Ausgeschlossene Befehle umgehen die Sandbox und folgen dem normalen Berechtigungsablauf.

Einstellungsreferenz¶

Die vollständige sandbox-Einstellungsobjekt:

{
  "sandbox": {
    "enabled": false,
    "mode": "regular",
    "allowUnsandboxedCommands": true,
    "excludedCommands": [],
    "permissions": {
      "allow": [],
      "deny": []
    },
    "network": {
      "allowedDomains": [],
      "deniedDomains": [],
      "allowLocalBinding": false
    },
    "filesystem": {
      "allowRead": [],
      "denyRead": [],
      "allowWrite": [],
      "denyWrite": []
    },
    "ctxAvailable": true
  }
}


Einstellung	Standard	Beschreibung
`enabled`	`false`	Aktivieren oder Deaktivieren der Sandbox.
`mode`	`"regular"`	Berechtigungsmodus: `"regular"` oder `"autoAllow"`.
`allowUnsandboxedCommands`	`true`	Zulassen des Fallbacks für eine Ausführung auf dem Host, wenn ein Befehl nicht in einer Sandbox ausgeführt werden kann.
`excludedCommands`	`[]`	Befehle, die immer auf dem Host außerhalb der Sandbox ausgeführt werden.
`permissions.allow`	`[]`	Zulassungsregeln für allgemeine Berechtigungen.
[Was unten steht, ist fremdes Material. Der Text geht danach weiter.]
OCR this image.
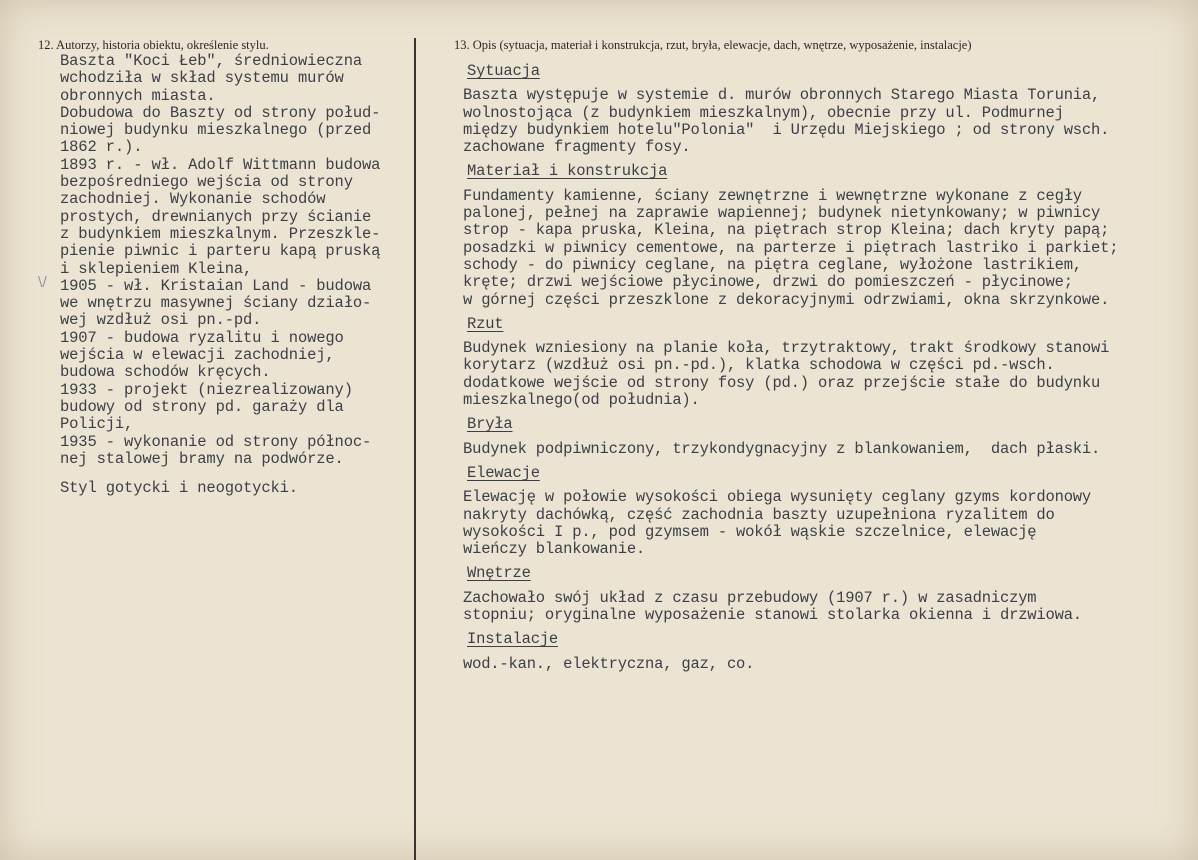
12. Autorzy, historia obiektu, określenie stylu.	13. Opis (sytuacja, materiał i konstrukcja, rzut, bryła, elewacje, dach, wnętrze, wyposażenie, instalacje)
\/
Baszta "Koci Łeb", średniowieczna
wchodziła w skład systemu murów
obronnych miasta.
Dobudowa do Baszty od strony połud-
niowej budynku mieszkalnego (przed
1862 r.).
1893 r. - wł. Adolf Wittmann budowa
bezpośredniego wejścia od strony
zachodniej. Wykonanie schodów
prostych, drewnianych przy ścianie
z budynkiem mieszkalnym. Przeszkle-
pienie piwnic i parteru kapą pruską
i sklepieniem Kleina,
1905 - wł. Kristaian Land - budowa
we wnętrzu masywnej ściany działo-
wej wzdłuż osi pn.-pd.
1907 - budowa ryzalitu i nowego
wejścia w elewacji zachodniej,
budowa schodów kręcych.
1933 - projekt (niezrealizowany)
budowy od strony pd. garaży dla
Policji,
1935 - wykonanie od strony północ-
nej stalowej bramy na podwórze.
Styl gotycki i neogotycki.
Sytuacja
Baszta występuje w systemie d. murów obronnych Starego Miasta Torunia,
wolnostojąca (z budynkiem mieszkalnym), obecnie przy ul. Podmurnej
między budynkiem hotelu"Polonia"  i Urzędu Miejskiego ; od strony wsch.
zachowane fragmenty fosy.
Materiał i konstrukcja
Fundamenty kamienne, ściany zewnętrzne i wewnętrzne wykonane z cegły
palonej, pełnej na zaprawie wapiennej; budynek nietynkowany; w piwnicy
strop - kapa pruska, Kleina, na piętrach strop Kleina; dach kryty papą;
posadzki w piwnicy cementowe, na parterze i piętrach lastriko i parkiet;
schody - do piwnicy ceglane, na piętra ceglane, wyłożone lastrikiem,
kręte; drzwi wejściowe płycinowe, drzwi do pomieszczeń - płycinowe;
w górnej części przeszklone z dekoracyjnymi odrzwiami, okna skrzynkowe.
Rzut
Budynek wzniesiony na planie koła, trzytraktowy, trakt środkowy stanowi
korytarz (wzdłuż osi pn.-pd.), klatka schodowa w części pd.-wsch.
dodatkowe wejście od strony fosy (pd.) oraz przejście stałe do budynku
mieszkalnego(od południa).
Bryła
Budynek podpiwniczony, trzykondygnacyjny z blankowaniem,  dach płaski.
Elewacje
Elewację w połowie wysokości obiega wysunięty ceglany gzyms kordonowy
nakryty dachówką, część zachodnia baszty uzupełniona ryzalitem do
wysokości I p., pod gzymsem - wokół wąskie szczelnice, elewację
wieńczy blankowanie.
Wnętrze
Zachowało swój układ z czasu przebudowy (1907 r.) w zasadniczym
stopniu; oryginalne wyposażenie stanowi stolarka okienna i drzwiowa.
Instalacje
wod.-kan., elektryczna, gaz, co.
Unterstützt Muster wie `WebFetch(domain:example.com)`, `Edit(path)`, `Read(path)`, `Bash(command)`.
`permissions.deny`	`[]`	Ablehnungsregeln für allgemeine Berechtigungen. Gleiche Mustersyntax wie `permissions.allow`. Hat Vorrang vor Zulassungsregeln.
`network.allowedDomains`	`[]`	Zulassungsliste für Netzwerkdomänen (leer = alle zulassen). Unterstützt Platzhalter.
`network.deniedDomains`	`[]`	Ablehnungsliste für Netzwerkdomänen Hat Vorrang vor Zulassungsliste.
`network.allowLocalBinding`	`false`	Zulassen, dass Sandbox-Befehle lokale Ports binden können.
`filesystem.allowRead`	`[]`	Lesen der Zulassungsliste (leer = alle zulassen außer ‚deny‘).
`filesystem.denyRead`	`[]`	Lesen der Ablehnungsliste. Hat Vorrang.
`filesystem.allowWrite`	`[]`	Schreiben der Zulassungsliste.
`filesystem.denyWrite`	`[]`	Schreiben der Ablehnungsliste. Hat Vorrang.
`ctxAvailable`	`true`	Erlauben des Sandbox-Zugriffs auf das Kontextverzeichnis (`~/.snowflake/cortex/.ctx`), das zum Speichern des Konversationskontexts und der Sitzungsdaten verwendet wird.

Konfigurationsbereiche¶

Sandbox-Einstellungen folgen der gleichen Priorität wie andere Cortex Code-Einstellungen:

Projektebene (höchste Priorität): .snowflake/cortex/settings.json
Benutzerebene: ~/.snowflake/cortex/settings.json
Verwaltet/erzwungen: Admins können die Sandbox-Richtlinie über die Datei für verwaltete Einstellungen durchsetzen. Siehe Verwaltete Einstellungen (Organisationsrichtlinie).